Felix grips my backside as he sits upright, pulling me onto his lap.

“Do your best, Lucy.” He moves his lips to the moles under my collarbone, then lower. “And I’ll do mine.”

We have sex once, twice, three times. We break for food and water and for Felix to start a fire in the living room. My mouth can’t form any shape but a smile. I press my face into the pillow, laughing as Felix sinks his teeth into the flesh of my backside.

Once we’ve fully exhausted ourselves, he tucks me against his chest, hugging me close. It’s where I feel safe. It’s where I feel cherished. It’s my whole world, right here, wrapped up with Felix.



* * *



? ? ?

The sun has long since risen by the time I wake up. Felix is fast asleep, a boyish grin on his lips. I slip on one of his shirts and sneak out to the kitchen. I make myself toast and Earl Grey tea because Felix doesn’t own a coffee maker. There are two photos on his fridge now. The one I saw the last time I was here—Felix and Zach at Salt Cottages—and one of me. It’s from Bridget’s wedding. I’m on the dance floor, the only person in focus, watching Miles sing. I have my fingers pressed over my smile.

While I wait for the toast to pop and the tea to steep, I inspect Felix’s books. The ones I’ve sent him are displayed on a shelf along with the seeds. I pick up Great Expectations.

“Good morning,” I hear Felix say.

I turn around to look at him across the room. He’s wearing underwear and a white T-shirt. He looks rumpled and gorgeous and mine. I think of all the things I love about Felix, and this time I don’t run. I cross the floor, throw my arms around him, and say, “Good morning, my love.”





40





Now

Spring and Summer





I know where I want to end up, but I’m not ready yet. So Felix and I go back and forth. April in Toronto. May on Prince Edward Island.

Felix discovers my world. We have sex in my pink bedroom, on my white sheets, and when we’re cuddled together afterward, he asks to see my notebook of flower farm ideas.

“Do you think I’m too ambitious?” I ask as he flips through the garden diagrams, the sketches of arrangements, the lists of imaginary supplies.

He kisses my temple. “I think you’re brilliant. A dreamer with beautiful dreams.”

I keep the Earl Grey he likes in the cupboard next to the fridge, and he masters my coffee maker.
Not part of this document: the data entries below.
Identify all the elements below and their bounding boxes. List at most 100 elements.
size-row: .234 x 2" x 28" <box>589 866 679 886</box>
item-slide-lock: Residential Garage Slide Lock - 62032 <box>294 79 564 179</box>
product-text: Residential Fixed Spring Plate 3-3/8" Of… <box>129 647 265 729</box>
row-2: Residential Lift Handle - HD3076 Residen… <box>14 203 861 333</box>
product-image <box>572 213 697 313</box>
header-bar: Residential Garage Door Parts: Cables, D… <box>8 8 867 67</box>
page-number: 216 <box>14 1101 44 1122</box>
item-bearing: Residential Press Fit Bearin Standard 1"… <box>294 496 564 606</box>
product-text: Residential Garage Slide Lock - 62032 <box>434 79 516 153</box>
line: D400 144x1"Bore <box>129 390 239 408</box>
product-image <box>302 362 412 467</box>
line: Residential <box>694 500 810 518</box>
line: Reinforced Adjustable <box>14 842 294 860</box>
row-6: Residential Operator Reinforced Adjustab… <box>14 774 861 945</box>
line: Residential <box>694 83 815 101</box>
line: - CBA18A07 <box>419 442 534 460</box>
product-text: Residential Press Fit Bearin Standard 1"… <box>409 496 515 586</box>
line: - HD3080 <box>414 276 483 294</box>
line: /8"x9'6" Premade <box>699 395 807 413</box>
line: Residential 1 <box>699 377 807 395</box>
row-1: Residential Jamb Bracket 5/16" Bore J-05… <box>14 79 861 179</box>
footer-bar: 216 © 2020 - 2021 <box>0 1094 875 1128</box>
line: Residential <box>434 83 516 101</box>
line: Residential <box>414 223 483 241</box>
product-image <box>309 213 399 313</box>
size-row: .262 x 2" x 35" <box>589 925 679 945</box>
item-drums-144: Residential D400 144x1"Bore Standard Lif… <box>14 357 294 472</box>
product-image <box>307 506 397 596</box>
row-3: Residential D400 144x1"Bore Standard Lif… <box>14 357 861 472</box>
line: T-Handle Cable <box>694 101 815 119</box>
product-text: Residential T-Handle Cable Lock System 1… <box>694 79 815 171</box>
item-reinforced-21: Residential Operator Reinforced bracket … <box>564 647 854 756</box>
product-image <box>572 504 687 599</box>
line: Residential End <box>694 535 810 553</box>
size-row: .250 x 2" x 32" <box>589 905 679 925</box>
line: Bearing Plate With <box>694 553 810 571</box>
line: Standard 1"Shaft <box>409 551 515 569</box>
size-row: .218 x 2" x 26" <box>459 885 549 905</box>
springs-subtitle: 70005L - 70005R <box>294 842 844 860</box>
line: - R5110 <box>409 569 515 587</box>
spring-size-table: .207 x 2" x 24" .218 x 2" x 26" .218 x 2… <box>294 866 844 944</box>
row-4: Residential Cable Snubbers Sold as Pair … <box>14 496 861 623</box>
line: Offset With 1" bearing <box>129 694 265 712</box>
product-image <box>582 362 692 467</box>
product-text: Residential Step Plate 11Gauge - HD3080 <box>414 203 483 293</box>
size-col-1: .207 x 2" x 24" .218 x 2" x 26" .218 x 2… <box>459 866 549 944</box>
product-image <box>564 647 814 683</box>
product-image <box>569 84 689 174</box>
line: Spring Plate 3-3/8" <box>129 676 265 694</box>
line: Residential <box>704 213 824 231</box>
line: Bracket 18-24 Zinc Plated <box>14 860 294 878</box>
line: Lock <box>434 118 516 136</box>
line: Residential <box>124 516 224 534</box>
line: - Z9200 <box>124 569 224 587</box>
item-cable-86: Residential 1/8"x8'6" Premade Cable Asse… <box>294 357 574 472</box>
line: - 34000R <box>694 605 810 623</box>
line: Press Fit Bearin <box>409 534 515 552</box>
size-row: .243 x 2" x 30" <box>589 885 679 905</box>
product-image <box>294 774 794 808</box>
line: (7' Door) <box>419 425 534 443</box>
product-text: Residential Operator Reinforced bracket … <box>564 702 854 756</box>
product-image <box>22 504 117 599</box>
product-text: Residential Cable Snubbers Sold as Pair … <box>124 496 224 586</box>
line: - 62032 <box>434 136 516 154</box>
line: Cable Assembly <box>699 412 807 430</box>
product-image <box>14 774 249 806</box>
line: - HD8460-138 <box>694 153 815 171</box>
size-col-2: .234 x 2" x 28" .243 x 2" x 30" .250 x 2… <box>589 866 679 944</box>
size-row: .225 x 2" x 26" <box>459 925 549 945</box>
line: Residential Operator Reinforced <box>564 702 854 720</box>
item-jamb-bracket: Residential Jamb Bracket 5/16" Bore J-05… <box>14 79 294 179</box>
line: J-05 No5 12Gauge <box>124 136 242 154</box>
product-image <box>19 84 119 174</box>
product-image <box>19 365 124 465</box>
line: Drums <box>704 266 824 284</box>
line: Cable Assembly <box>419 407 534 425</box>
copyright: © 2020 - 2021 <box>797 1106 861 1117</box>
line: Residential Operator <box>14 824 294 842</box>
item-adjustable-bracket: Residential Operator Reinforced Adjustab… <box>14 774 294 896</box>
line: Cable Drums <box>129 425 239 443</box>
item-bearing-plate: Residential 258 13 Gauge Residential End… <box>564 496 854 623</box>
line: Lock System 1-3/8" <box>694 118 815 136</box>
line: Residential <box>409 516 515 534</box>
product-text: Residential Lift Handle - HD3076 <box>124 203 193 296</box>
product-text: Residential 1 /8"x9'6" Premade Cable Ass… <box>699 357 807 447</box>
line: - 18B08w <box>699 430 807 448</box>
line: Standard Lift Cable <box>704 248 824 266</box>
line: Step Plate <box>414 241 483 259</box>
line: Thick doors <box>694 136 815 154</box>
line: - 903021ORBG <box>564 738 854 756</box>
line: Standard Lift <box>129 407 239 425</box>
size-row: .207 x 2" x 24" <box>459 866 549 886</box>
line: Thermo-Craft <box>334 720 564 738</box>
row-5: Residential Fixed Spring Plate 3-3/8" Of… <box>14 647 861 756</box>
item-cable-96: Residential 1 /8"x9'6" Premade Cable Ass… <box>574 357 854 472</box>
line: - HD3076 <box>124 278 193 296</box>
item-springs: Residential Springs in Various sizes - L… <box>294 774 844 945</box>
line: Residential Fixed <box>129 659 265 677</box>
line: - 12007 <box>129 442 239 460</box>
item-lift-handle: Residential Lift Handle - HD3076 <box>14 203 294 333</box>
I let him inspect my medicine cabinet and my magazine collection. He makes bouillabaisse in my kitchen, familiarizes himself with where I keep the corkscrew and the good knife his mom gave me. He insists on meeting my parents, so we drive to St. Catharines, and I introduce him to my mom and dad, my brother and his husband.

“He’s very handsome, I’ll give you that,” my mother says when it’s just the two of us in the kitchen. “But are you sure it’s a good idea to be involved with Bridget’s brother, Goose?”

“Mom,” I say. “Please don’t call me that. And yes, I’m sure. I’ve never been surer of anything.”

“Then I suppose you have my blessing.”

I take a deep breath. “I’m thirty years old, Mom. I’m an adult. I didn’t ask for your blessing.”

She flinches, surprised. She studies me like she’s seeing me for the first time. “You have my best wishes, then.” She sets a piece of orange cake on a plate. “You seem happy together.”

“We are.” I hesitate for a moment. “Are you happy?”

She pauses, assessing me.

“I heard you and Stacy talking once, at the hospital.”

“Ah.” She sighs. “I’m happy enough, Lucy. Your aunt thought life should be full of fireworks, but I’m content—that’s enough for me.”

My aunt wouldn’t be satisfied with content, but I know I won’t get anything else from my mother. “Stacy met Felix once,” I tell her. “It was only for a few minutes, but I think she liked him.”

My mom smiles, wistful. She slices another wedge of cake, and I think that’s the end of the conversation. But then she says, “Your aunt would call him edible.”

“That’s the exact word she used.”

She laughs, pressing a finger to the corner of her eye. “She would have liked him, Lucy. She would have liked him a lot.”

I wrap my arms around my mom’s waist, my eyes stinging. “Thanks,” I whisper.

There’s a day during Felix’s visit that I can’t swing taking off. He rides with me on the streetcar in the morning, kisses me goodbye, and returns after the store is closed and everyone has gone home. I hear his tap, tap, pause, tap on the door. I unlock it, and drag him into the office, and act out one of the fantasies that involve me and him in this small room.

It’s painful to say goodbye, just like I knew it would be. But it isn’t too long before I’m back in Felix’s world. I spend a week there in June. He picks me up at the airport and we drive east. He buys a coffee maker for me and shows me how to make a perfect cup of tea for him. We cook together. I choose a book of poetry from his collection, and he reads it to me in the evening. But he doesn’t read for long, because poetry from Felix’s lips uncoils me in a brand-new way, and I’m on my knees after only a few stanzas. I choose Austen the next night. It’s no better.